25 febbraio 2010 · 1 Commento

COMUNE E VOLONTARIATO

Lunedì scorso, il consiglio comunale ha approvato le convenzioni a sostegno delle attività di  pro loco, parrocchia e associazione Vininvilla. Il voto è stato unanime. Fin qui tutto bene. Aggiungo solo qualche particolare emerso nella seduta di consiglio dello scorso gennaio, quando i tre argomenti erano già stati portati all’ordine del giorno per poi essere ritirati per iniziativa della maggioranza.
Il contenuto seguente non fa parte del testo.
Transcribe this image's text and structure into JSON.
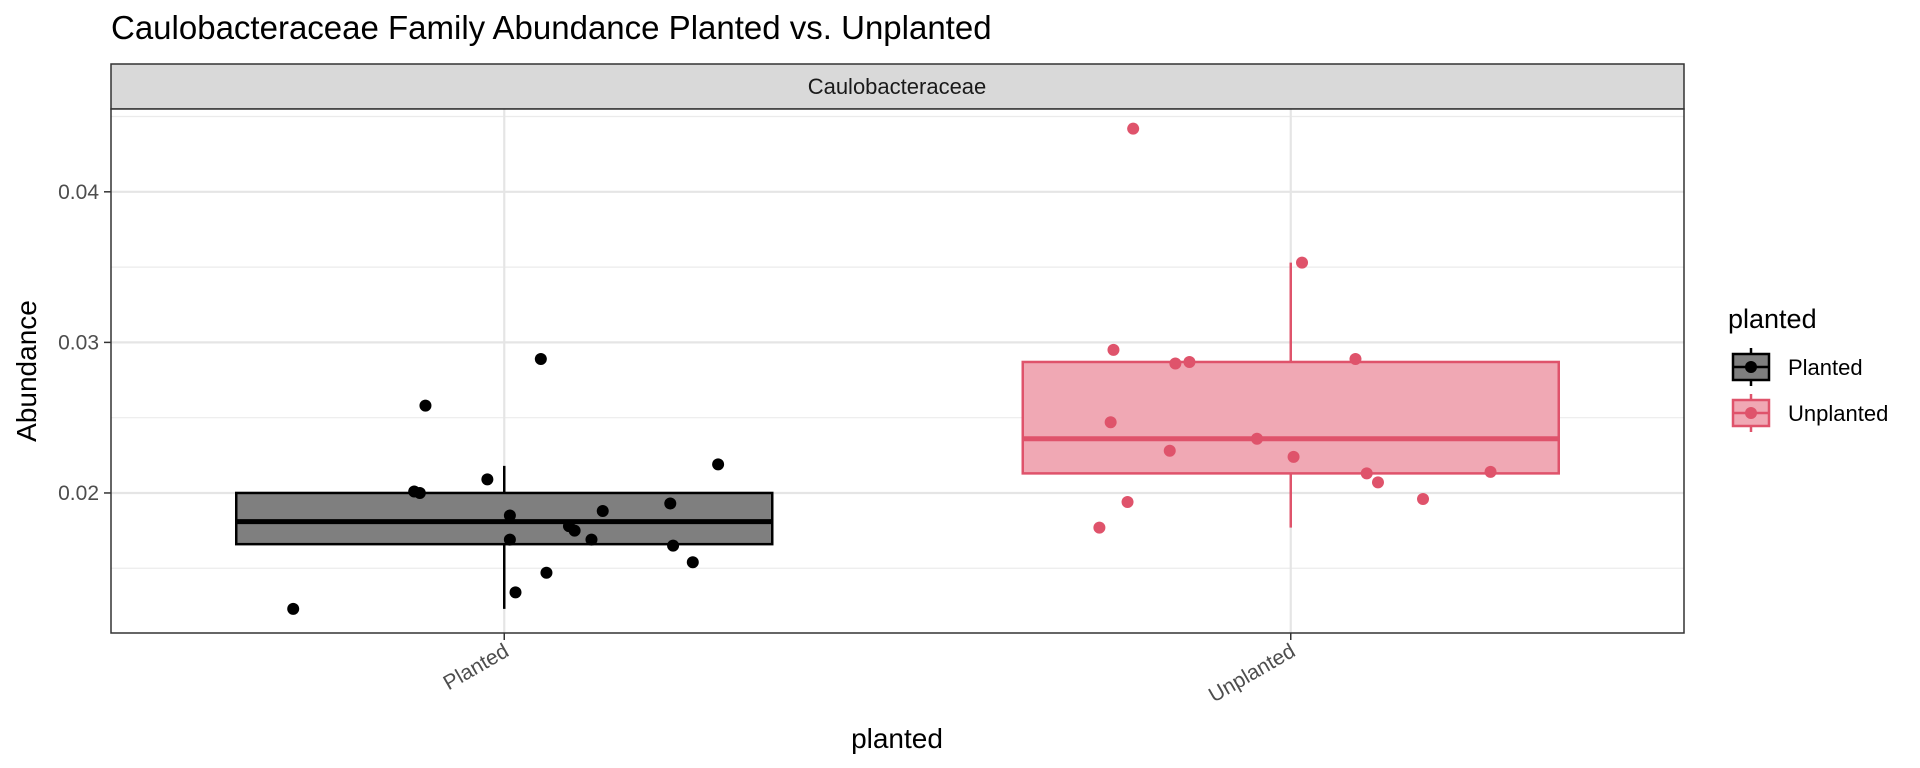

Nei giorni immediatamente precedenti il consiglio del 27 gennaio, mi era arrivata da alcune parti la voce che le convenzioni non sarebbero state discusse  per colpa del gruppo di opposizione. Si sa: più voci insieme e tutte concordi fanno pensare. Perché sarebbe stata colpa di “Villafranca Domani” o, meglio, colpa mia? Perché il 23 gennaio, quando ho ricevuto gli atti, avevo chiesto alla segretaria comunale se fosse legittimo prevedere in convenzione l’esenzione dalla tariffa rifiuti e dalla tassa occupazione suolo pubblico. Nelle bozze degli atti erano previste queste esenzioni. La segretaria aveva convenuto che per la tariffa rifiuti non fosse legittimo, mentre non si era espressa per l’occupazione suolo pubblico. Segno evidente che le bozze delle convenzioni non erano state discusse con la più importante funzionaria del Comune. Io stesso avevo comunque fatto presente, nello stesso colloquio, che il problema era facilmente risolvibile: bastava prevedere un contributo economico adeguato ad assorbire l’eventuale costo delle due tasse. Questi i fatti. Molto semplici. In giro, però, sarebbe andata una versione altrettanto semplice ma molto più adatta a mettermi in cattiva luce: Volpe non vuole le convenzioni. Durante il consiglio del 27 gennaio, ho detto chiaramente quanto vi ho spiegato prima. Il sindaco Cavalla ha smentito che queste voci fossero opera di membri della sua amministrazione. Ho preso atto della sua affermazione. Però, ribadisco, più voci che vanno nella stessa direzione fanno pensar male. Già in campagna elettorale erano state messe in giro cose che non avevo mai detto: di voler un istituto per drogati e di voler portar via la terra ai contadini…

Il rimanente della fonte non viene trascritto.